Personal information
- Full name: Ernest Turner
- Date of birth: 1898
- Place of birth: Brithdir, Caerphilly, Wales
- Date of death: 7 December 1951 (aged 52–53)
- Place of death: Merthyr, Wales
- Height: 5 ft 7 in (1.70 m)
- Position: Forward

Senior career*
- Years: Team / Apps / (Gls)
- Bargoed
- Caerphilly
- 1922–1925: Merthyr Town / 110 / (32)
- 1925–1926: Southampton / 16 / (3)

= Ernest Turner (footballer) =

Welsh footballer

Ernest Turner (1898 – 7 December 1951) was a Welsh footballer who played as a forward for Merthyr Town and Southampton in the 1920s.

==Football career==
Turner was born in Brithdir, Caerphilly and after playing for minor clubs, Bargoed and Caerphilly, he joined Merthyr Town in May 1922.

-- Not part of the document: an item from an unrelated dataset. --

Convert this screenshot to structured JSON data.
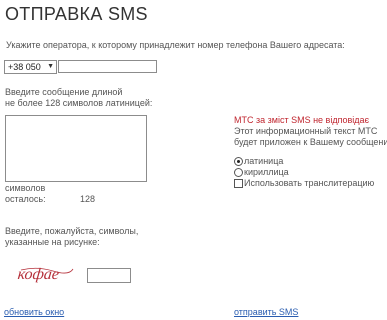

In his first season, he played at centre forward for the Football League Third Division South club and was their top scorer with twelve goals from forty appearances. Herbert Lewis "Bert" Turner, to whom he was not related, played alongside him at inside left, scoring five. For the following season, the players swapped positions with Bert moving into the centre, but Ernest continued to outscore his namesake, with fifteen goals to Bert's five.

In 1924–25 season, both players struggled to find the net contributing five goals each, as Merthyr finished at the foot of the table, but were re-elected to the Football League for the following season. During his time with Merthyr, he was selected to represent the Welsh F.A. on several occasions.

After three seasons with Merthyr, Turner moved to southern England in May 1925 to join Southampton in the Second Division. In his one season at The Dell, Turner failed to hold down a regular position and played at both inside-forward positions as well as centre-forward generally as a replacement for the long-serving Arthur Dominy and Bill Rawlings.

He made sixteen appearances, scoring three goals, in the 1925–26 season before deciding to emigrate to Canada in May 1926.

==Later life and family==
Turner subsequently returned to his native country, and he died in Merthyr in December 1951.

His younger brother, Herbert Gwyn "Bert" Turner, was a Welsh international, who had a long career with Charlton Athletic and scored for both sides in the 1946 FA Cup Final against Derby County.